Low cost measures could save lives of three million babies a year

BMJ 2005; 330 doi: (Published 10 March 2005) Cite this as: BMJ 2005;330:557
  1. Rebecca Coombes
  1. London

The lives of nearly three million of the four million newborn babies who die worldwide each year could be saved by low cost, low tech interventions, a series of articles published by the Lancet shows.

Ninety nine per cent of the four million deaths occur in poor countries, although almost all published research relates to the 1% in rich countries.

The first paper in the series of articles, all published in the 3 March issue (, looks at when, where, and why newborn babies are dying and finds that 75% of neonatal deaths occur in the first week of life, with the highest risk of death on the first day of life. Two thirds of deaths occur in 10 countries, which include Afghanistan, Ethiopia, and Pakistan.

The main causes of neonatal deaths are infections (36%), premature birth (28%), and asphyxia (23%). Neonatal tetanus, a preventable illness that is virtually unknown in the developed world, kills half a million babies each year.

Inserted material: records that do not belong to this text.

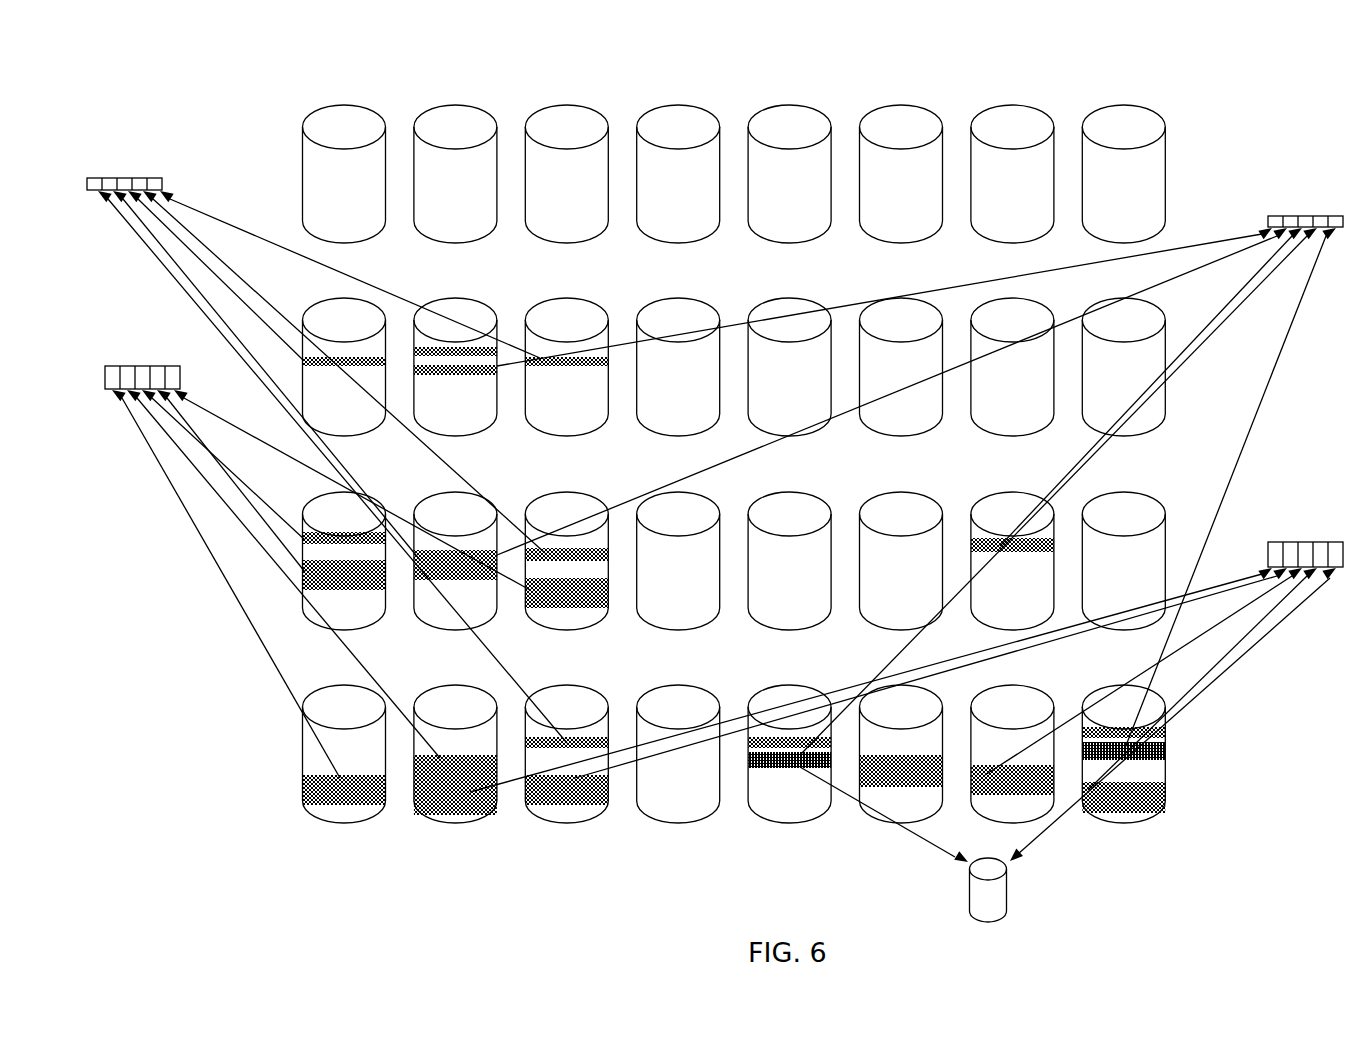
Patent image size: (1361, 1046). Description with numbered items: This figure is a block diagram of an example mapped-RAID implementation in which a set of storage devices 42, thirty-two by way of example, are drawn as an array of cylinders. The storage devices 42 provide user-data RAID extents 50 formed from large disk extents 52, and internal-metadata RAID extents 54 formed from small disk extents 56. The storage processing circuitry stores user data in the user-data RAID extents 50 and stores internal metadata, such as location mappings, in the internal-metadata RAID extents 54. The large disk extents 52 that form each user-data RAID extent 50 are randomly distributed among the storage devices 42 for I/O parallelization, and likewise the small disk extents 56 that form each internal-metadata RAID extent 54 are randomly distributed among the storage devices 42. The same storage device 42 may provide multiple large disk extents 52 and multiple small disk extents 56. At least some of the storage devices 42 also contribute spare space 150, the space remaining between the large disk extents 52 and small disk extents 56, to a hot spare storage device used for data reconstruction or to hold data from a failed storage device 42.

The storage devices 42 is at (276, 92).
The internal-metadata RAID extents 54 is at (314, 419).
The small disk extents 56 is at (84, 212).
The user-data RAID extents 50 is at (304, 534).
The large disk extents 52 is at (98, 414).
The spare space 150 is at (1090, 752).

A key message of the Lancet series is that interim approaches are already available in the community that would save newborns. For example, between 60% and 80% of neonatal deaths are in babies with a low birth weight, and many could be saved with simple support such as keeping them warm and breast feeding.

Researchers estimate that a package of 16 low tech interventions could be provided to 90% of women and babies in poor countries at a cost of just $1 (£0.5; €0.8) extra per inhabitant per year.

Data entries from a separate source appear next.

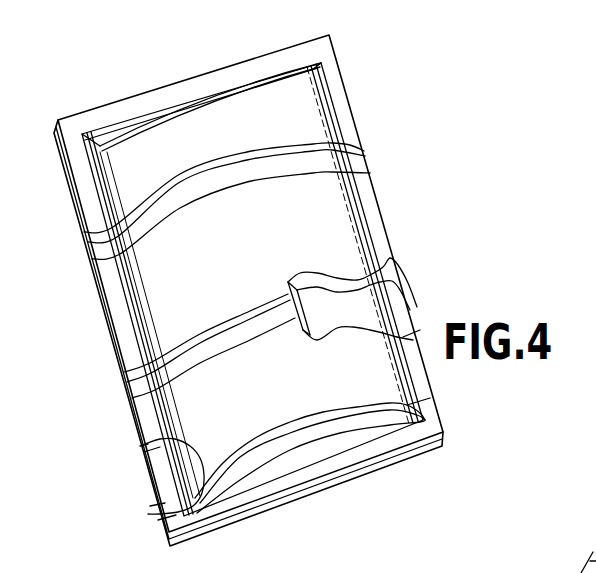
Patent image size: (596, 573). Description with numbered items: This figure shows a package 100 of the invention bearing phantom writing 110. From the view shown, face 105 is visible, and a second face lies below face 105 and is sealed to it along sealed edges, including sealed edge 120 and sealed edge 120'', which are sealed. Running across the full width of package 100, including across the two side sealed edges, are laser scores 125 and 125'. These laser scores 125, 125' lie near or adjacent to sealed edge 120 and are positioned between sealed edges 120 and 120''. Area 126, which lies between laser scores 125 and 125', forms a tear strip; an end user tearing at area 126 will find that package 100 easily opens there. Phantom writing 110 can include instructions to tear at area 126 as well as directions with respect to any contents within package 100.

The package 100 is at (362, 106).
The face 105 is at (127, 176).
The phantom writing 110 is at (339, 243).
The sealed edge 120 is at (282, 335).
The sealed edge 120'' is at (210, 83).
The laser score 125 is at (147, 476).
The laser score 125' is at (138, 542).
The tear strip area 126 is at (383, 391).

The 16 interventions set out in the papers include tetanus vaccinations for pregnant women, promoting clean delivery, prompt and exclusive breast feeding, extra care for low weight babies, and antibiotics for neonatal infection. None of the interventions involves expensive drugs or complex technology.

Dr Zulfiqar Bhutta, professor of paediatrics and child health at Aga Khan University, Karachi, said it was vital to improve care practices in the home, where most neonatal deaths occur. More than half of women in Africa and south Asia give birth at home without a skilled attendant.

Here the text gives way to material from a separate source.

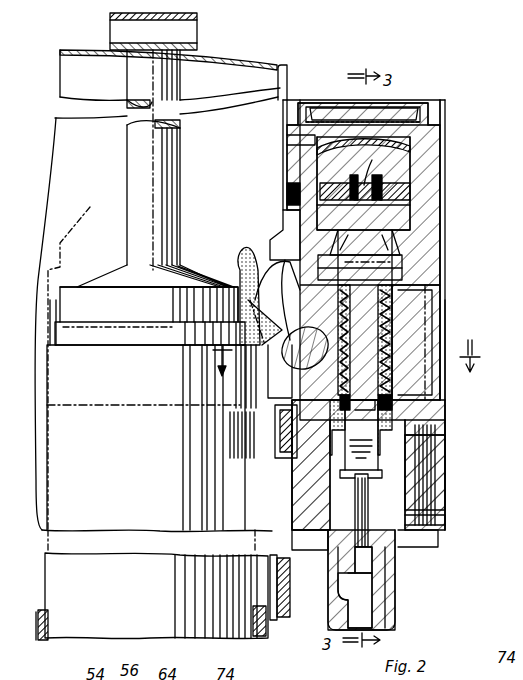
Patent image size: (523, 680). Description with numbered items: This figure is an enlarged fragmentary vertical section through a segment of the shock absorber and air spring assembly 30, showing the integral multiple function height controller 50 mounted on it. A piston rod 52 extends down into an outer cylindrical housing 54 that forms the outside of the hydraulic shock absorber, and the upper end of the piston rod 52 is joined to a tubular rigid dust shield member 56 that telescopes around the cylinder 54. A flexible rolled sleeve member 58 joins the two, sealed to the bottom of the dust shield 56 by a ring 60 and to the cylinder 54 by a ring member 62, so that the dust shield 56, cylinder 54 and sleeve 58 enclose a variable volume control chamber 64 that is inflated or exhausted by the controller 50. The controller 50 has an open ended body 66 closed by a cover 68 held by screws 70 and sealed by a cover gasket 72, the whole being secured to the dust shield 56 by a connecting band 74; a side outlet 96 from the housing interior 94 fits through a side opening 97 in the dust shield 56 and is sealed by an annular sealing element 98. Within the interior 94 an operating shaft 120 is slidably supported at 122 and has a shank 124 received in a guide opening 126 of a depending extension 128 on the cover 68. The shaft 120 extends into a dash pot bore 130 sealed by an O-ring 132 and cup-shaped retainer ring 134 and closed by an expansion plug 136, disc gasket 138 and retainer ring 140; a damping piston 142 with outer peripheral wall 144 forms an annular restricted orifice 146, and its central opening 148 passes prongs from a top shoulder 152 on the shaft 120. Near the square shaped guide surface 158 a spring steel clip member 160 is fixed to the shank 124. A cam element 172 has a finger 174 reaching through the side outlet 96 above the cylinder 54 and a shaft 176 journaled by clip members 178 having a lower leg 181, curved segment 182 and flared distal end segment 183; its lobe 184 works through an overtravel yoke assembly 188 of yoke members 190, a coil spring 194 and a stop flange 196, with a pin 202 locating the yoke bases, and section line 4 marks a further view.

“We know the interventions are simple, so how come they are not there? You have to look at where the deaths occur. At home there is a sense of fatalism around newborns that nothing can be done. We need to get the message across that small babies can be saved. Health systems may be bad, but families are not mobilised sufficiently to go out and seek help,” he said.

A major barrier to progress in reducing mortality among newborns has been the false belief that expensive, high tech solutions are needed to bring death rates down, he said.